“Do it again.”

I’ve been reading through G.K. Chesterton’s masterful work, Orthodoxy, among other books, and it is amazing as it is dense. The book itself isn’t very long, but reading and comprehending him is a rather difficult task at times. He writes with a metaphorical tone and wit that makes it deep reading. Usually, however, by the end of a chapter you get the gist of what he’s saying. And it is good.

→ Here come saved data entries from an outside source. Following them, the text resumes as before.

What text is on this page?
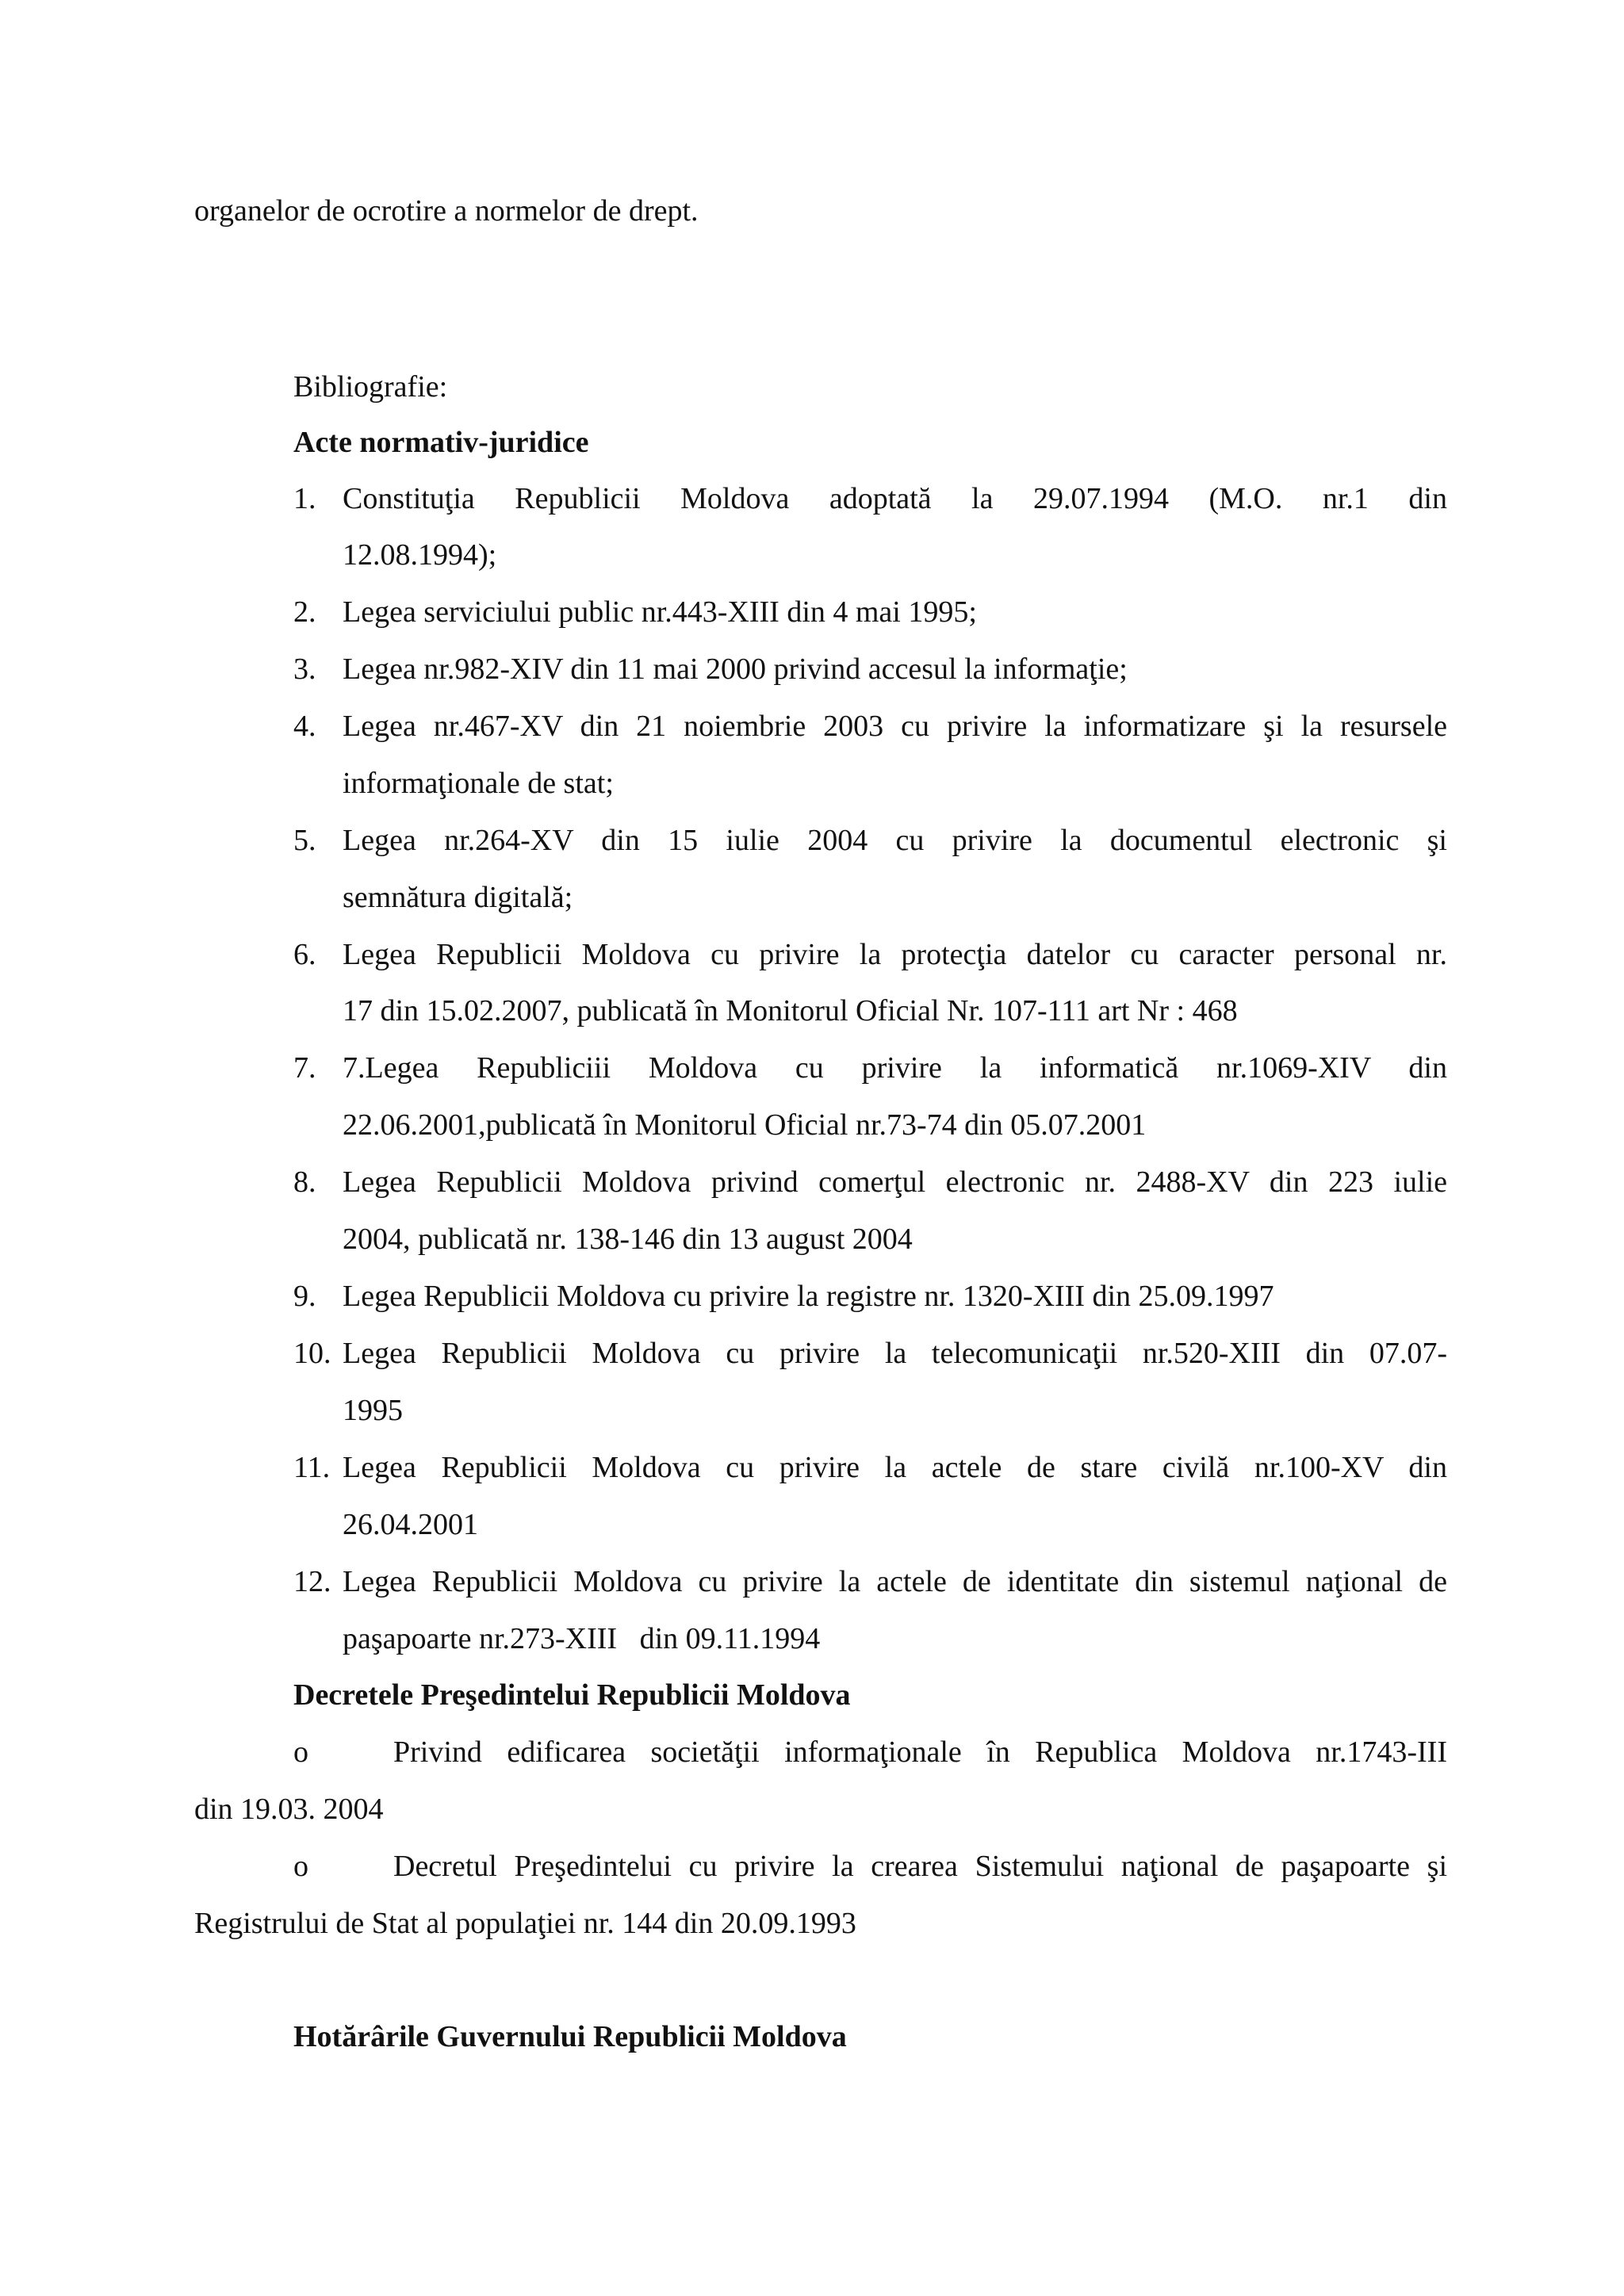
organelor de ocrotire a normelor de drept.
Bibliografie:
Acte normativ-juridice
1. Constituţia Republicii Moldova adoptată la 29.07.1994 (M.O. nr.1 din
12.08.1994);
2. Legea serviciului public nr.443-XIII din 4 mai 1995;
3. Legea nr.982-XIV din 11 mai 2000 privind accesul la informaţie;
4. Legea nr.467-XV din 21 noiembrie 2003 cu privire la informatizare şi la resursele
informaţionale de stat;
5. Legea nr.264-XV din 15 iulie 2004 cu privire la documentul electronic şi
semnătura digitală;
6. Legea Republicii Moldova cu privire la protecţia datelor cu caracter personal nr.
17 din 15.02.2007, publicată în Monitorul Oficial Nr. 107-111 art Nr : 468
7. 7.Legea Republiciii Moldova cu privire la informatică nr.1069-XIV din
22.06.2001,publicată în Monitorul Oficial nr.73-74 din 05.07.2001
8. Legea Republicii Moldova privind comerţul electronic nr. 2488-XV din 223 iulie
2004, publicată nr. 138-146 din 13 august 2004
9. Legea Republicii Moldova cu privire la registre nr. 1320-XIII din 25.09.1997
10. Legea Republicii Moldova cu privire la telecomunicaţii nr.520-XIII din 07.07-
1995
11. Legea Republicii Moldova cu privire la actele de stare civilă nr.100-XV din
26.04.2001
12. Legea Republicii Moldova cu privire la actele de identitate din sistemul naţional de
paşapoarte nr.273-XIII   din 09.11.1994
Decretele Preşedintelui Republicii Moldova
o	Privind edificarea societăţii informaţionale în Republica Moldova nr.1743-III
din 19.03. 2004
o	Decretul Preşedintelui cu privire la crearea Sistemului naţional de paşapoarte şi
Registrului de Stat al populaţiei nr. 144 din 20.09.1993
Hotărârile Guvernului Republicii Moldova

As I have posted earlier, my wife and I have a one year old. Even typing that is odd. We have been given a little being full of potential and laughter. She illumines our life from the moment she wakes til she snuggles herself into Mel’s shoulder on her way to bed. Obviously, there are times when she gets upset or cranky, which are good reminders of the need for our being there for her. Sometimes she wants to do the same thing over and over again, laughing away, which embarrassingly demonstrates my lack for the sometimes “monotony” of doing things over and over.

Why is that? Why don’t we take joy and pleasure in doing things over and over? Why do we rush onto the next “big thing”? We see “monotony” everywhere around us. Every spring leads to summer. Every summer leads to autumn. Every morning the sun rises. Every evening the moon appears. Things happen all around us that seem completely natural, yet they happen everyday. So embedded in our lives are they, that they become invisible. The sun rises and we move on. The summer brings its warmth and we live our lives. Our child smiles and laughs and yet we can’t sustain the joy that its “Do it again”-ness brings. Why is that?

Chesterton says the following:

“Now, to put the matter in a popular phrase, it might be true that the sun rises regularly because he never gets tired of rising. His routine might be due, not to a lifelessness, but to a rush of life. The thing I mean can be seen, for instance, in children, when they find some game or joke that they specially enjoy. A child kicks his legs rhythmically through excess, not absence, of life. Because children have abounding vitality, because they are in spirit fierce and free, therefore they want things repeated and unchanged. They always say, “Do it again”; and the grown-up person does it again until he is nearly dead. For grown-up people are not strong enough to exult in monotony. But perhaps God is strong enough to exult in monotony. It is possible that God says every morning, “Do it again” to the sun; and every evening, “Do it again” to the moon. It may not be automatic necessity that makes all daisies alike; it may be that God makes every daisy separately, but has never got tired of making them. It may be that He has the eternal appetite of infancy; for we have sinned and grown old, and our Father is younger than we.”

Perhaps we need to see the beauty of being able to “Do it again” if we are to be imitators of God.